Benci Produknya, Cinta Impornya

Aara Tobio (Mahasiswi, Komunitas Annisaa Ganesha)

Presiden Joko Widodo mengajak untuk mencintai produk-produk Indonesia. Dalam Rapat Kerja Kementerian Perdagangan 2021 yang diadakan pada Kamis, 4 Maret 2021 lalu, Jokowi membukanya dengan menggaungkan tentang hal ini. Tak hanya itu, beliau juga mengajak untuk membenci produk luar negeri (Tempo.co, 04/03/21). Masih dalam rapat yang sama, Menteri Koordinator Bidang Perekonomian Airlangga Hartarto mengumumkan bahwa pemerintah akan mengimpor 1 hingga 1,5 juta ton beras dalam waktu dekat untuk menjaga ketersediaan beras dalam negeri sehingga harganya tetap terkendali (CNN Indonesia, 04/03/21).

Kedua pernyataan ini sangat bertolak belakang secara eksplisit. Secara langsung, terbukti bahwa ajakan untuk membenci produk luar negeri hanya retorika politik semata untuk memikat hati rakyat. Seruan dari Presiden ini berusaha membuat rakyat berpikir bahwa pemerintah sudah secara tegas menghalangi produk dari luar negeri. Akan tetapi, pada saat yang bersamaan, pemerintah masih mengimpor kebutuhan utama, yaitu bahan pangan dari luar negeri. Hal ini terjadi seolah ajakan untuk membenci hanya berlaku untuk rakyat.

Saat ini, nilai impor Indonesia sangat tinggi. Berdasarkan laporan Badan Pusat Statistik (BPS), nilai impor pada tahun 2020 mencapai USD 141.568,8 juta. Sebuah jumlah yang fantastis. Banyak yang menyangkal bahwa impor sangat diperlukan bagi kestabilan ekonomi bangsa. Terlebih karena banyak produk yang belum bisa dihasilkan oleh industri di Indonesia, contohnya barang yang paling banyak diimpor oleh negara, yaitu kelompok mesin dan alat angkutan. Namun, apakah benar bahwa akan sangat susah untuk terlepas dari kegiatan impor? Apakah slogan “berdikari” hanya berlaku saat puluhan tahun yang lalu?

Indonesia adalah negara yang kaya. Selain sumber daya alam yang melimpah, Indonesia juga memiliki generasi yang cemerlang. Semua potensi ini tentu sangat mungkin untuk dimanfaatkan sehingga Indonesia tidak kekurangan bahan makanan dan teknologi. Akan tetapi, kenyataan yang diceritakan kepada kita berkata sebaliknya. Mereka bilang, kita tidak mampu mencukupi kebutuhan sehingga membutuhkan impor. Hal ini berdampak hingga sekarang, dimana ketergantungan kita terhadap impor sudah tak terkendali. Saat ini, kita sangat membutuhkan dan sebenarnya sangat mampu untuk melaksanakan ekonomi yang mandiri.

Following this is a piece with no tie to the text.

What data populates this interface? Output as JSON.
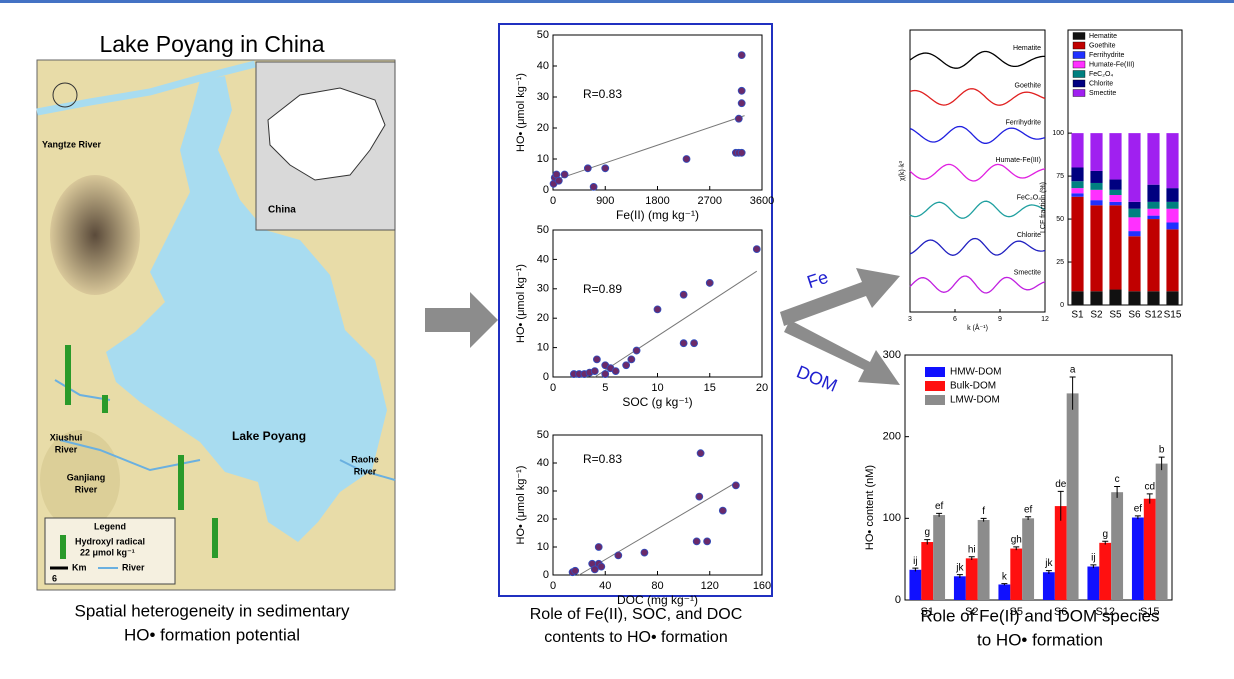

Dalam negara Islam, pengembangan produk dalam negeri sangat didukung. Perdagangan bebas global dihindari dengan serius. Tekanan dari luar negeri ditolak dengan tegas sehingga umat tidak dikuasai oleh perjanjian impor yang merugikan. Sistem ekonomi Islam yang diterapkan benar-benar ditujukan untuk menyejahterakan umat sehingga tidak disibukkan oleh urusan mencari harta di dunia. Dengan demikian, waktu dalam sehari pun dengan serius didedikasikan untuk beribadah. Betapa beruntungnya kehidupan rakyat apabila orientasi pemimpinnya sudah akhirat dan orientasi aturannya taat syariat.